Seven Miles Deep: Mining Faces from the Owen Fitzgerald Collection.
Description
Contains Photos
$29.95
ISBN 978-1-897009-25-3
DDC 779'.9622334097169092
Author
Publisher
Year
Contributor
Randall White is the author of Voice of Region: On the Long Journey to
Senate Reform in Canada, Too Good to Be True: Toronto in the 1920s, and
Global Spin: Probing the Globalization Debate.
Review
When you realize that the pictures in this moving photo essay were taken by one person over a 20-year period, that the location in almost every case was a grimy mine often deep under the Atlantic ocean, and that the photographer had to be exceptionally careful lest his camera give off a spark that could have explosive and hence deadly results, you sense that this was a labour of both love and great skill. And when you read that Owen Fitzgerald donated the entire collection to the Beaton Institute at Cape Breton University, you become aware that you are holding a piece of history.

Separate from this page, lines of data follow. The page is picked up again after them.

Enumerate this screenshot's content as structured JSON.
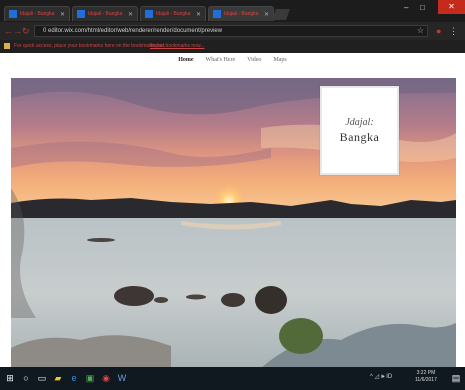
{
  "browser": {
    "tabs": [
      {
        "title": "Idajali - Bangka"
      },
      {
        "title": "Idajali - Bangka"
      },
      {
        "title": "Idajali - Bangka"
      },
      {
        "title": "Idajali - Bangka"
      }
    ],
    "address_url": "0 editor.wix.com/html/editor/web/renderer/render/document/preview",
    "bookmarks": [
      "For quick access, place your bookmarks here on the bookmarks bar.",
      "Import bookmarks now..."
    ],
    "window_controls": {
      "minimize": "–",
      "maximize": "□",
      "close": "✕"
    }
  },
  "site": {
    "nav": [
      "Home",
      "What's Here",
      "Video",
      "Maps"
    ],
    "active_nav": "Home",
    "brand": {
      "prefix": "Jdajal:",
      "name": "Bangka"
    }
  },
  "taskbar": {
    "tray_text": "^ ◿ 🕪 ID",
    "time": "3:22 PM",
    "date": "11/6/2017"
  },
  "colors": {
    "chrome_dark": "#1c1c1c",
    "close_red": "#c42b1c",
    "taskbar": "#101820"
  }
}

In his introduction, Fitzgerald notes that from the mid-1970s to the mid-1990s when he took most of the pictures, “there were four operating mines in Cape Breton, employing almost 5,000 people. … During its heyday during and prior to the Second World War, almost 20,000 men worked in the mines. In 2007 [when this book was published] there were no working mines” left. Flipping through page after page of often smiling faces of miners covered in sweat and coal dust, you realize the truth often expressed throughout Cape Breton, that these coal miners had two families, one on the surface and the other deep underground. Throughout this era, other Canadians and the world at large were alerted from time to time as to how dangerous coal mining can be; periodic explosions, usually from methane gas, took many lives and injured many more. While the rest of us are probably glad to see the end of coal mining, this is a sentiment retired Cape Breton miners probably don’t share. They will look at photographer Fitzgerald’s artistry with mixed feelings. One thing for sure, this book will be unmatched as a moving reminder of the most memorable chapter in Cape Breton’s long and colourful story.